At the end of 2018, the LHC will enter a two-year shutdown to prepare for the high-luminosity LHC (HL-LHC) upgrade, which aims to increase the total amount of data collected by the LHC by a factor of 10 and enable the machine to operate into the 2030s. Following five years of design study and R&D, the HL-LHC project was formally approved by the CERN Council in June 2016 with a budget of 950 million Swiss francs (excluding the upgrade of injectors and experiments). Tendering for civil engineering and for construction and testing of the main hardware components has started, and some of the contracts are in place. A total of around 90 invitations to tender and price enquiries have been issued, and orders and contracts for some 131 million Swiss francs have already been placed. In June, a groundbreaking ceremony at CERN marked the beginning of HL-LHC civil engineering.

From a procurement point of view, the HL-LHC is a very different beast to the LHC. First, despite the relatively large total project cost, the production volumes of components required for HL-LHC are much smaller. Hence, although the HL-LHC will rely on a number of key innovative technologies to modify the most complex and critical parts of the LHC (see box), these concern just 1.2 km of the total machine’s 27 km circumference. Second, the HL-LHC project is being executed roughly two decades later, in a totally different technological and industrial landscape.

A key factor in much of CERN’s procurement activities is that each new accelerator or upgrade brings more challenging requirements and performances, pushing industry to its limits. In the case of the LHC, the large production volumes were an incentive for potential suppliers to invest time and resources, but this is not always the case with the much smaller volumes of the HL-LHC. Sometimes the market is simply not willing to invest the time and money required as the perceived market is too small, which can lead to CERN designing its own prototypes or working alongside industry for many years to ensure that firms build the necessary competence and skills. Whereas in the days of LHC procurement, companies were more willing to take a long-term view, today many companies’ objectives are based on shorter-term results.

This makes it increasingly important for CERN to convey the many other benefits of collaborating on projects such as the HL-LHC. Not only is there kudos to be gained by being associated with projects at the limits of technology, but there are clear commercial pay-offs. A study related to LHC procurement and contracting, published in 2003, demonstrated clear benefits to CERN suppliers: some 38% had developed new products, 44% had improved technological learning, 60% acquired new customers thanks to the CERN contracts, and all firms questioned had derived great value from using CERN as a marketing reference. Another, more recent, study of the cost-benefits analysis of the LHC and its upgrade is currently being conducted by economists at the University of Milan, providing evidence of a positive and statistically significant correlation between LHC procurement and supplier R&D effort, innovation capacity, productivity and economic performance (see “LHC upgrade brings benefits beyond physics“).

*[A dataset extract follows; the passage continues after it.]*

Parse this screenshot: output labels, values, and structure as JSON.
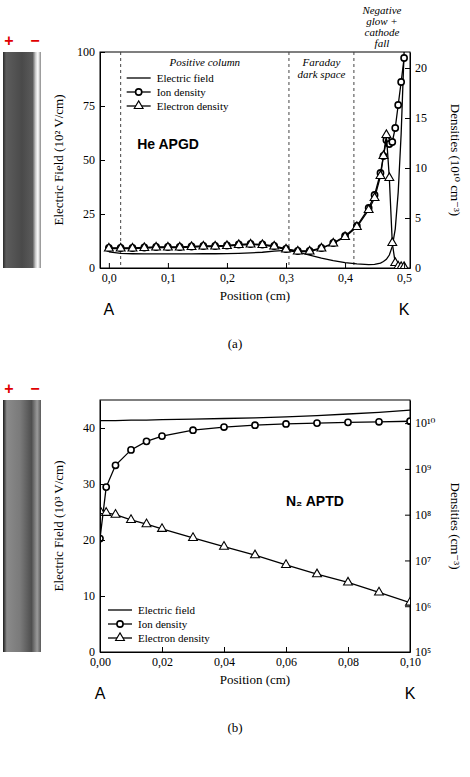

The success of any major big-science project depends on the quality and competence of the suppliers and contractors. There is no “one-size-fits-all” solution in procurement for different requirements and, if a strategy does not work as planned because of unforeseeable conditions, it must be changed. The 36-strong CERN procurement team maintains a supplier database and organises and attends industry events to connect with businesses. It also uses national industrial liaison officers to help find suitable companies in those countries and reaches out to other research labs, all while involving engineers and physicists in the search for new potential suppliers. In the end, the realisation of major international projects such as the LHC and HL-LHC is all about good teamwork between the people responsible for the various activities within the host facility and their suppliers and contractors.

Parts of this article were drawn from the recently republished book The Large Hadron Collider: A Marvel of Technology, edited by L Evans.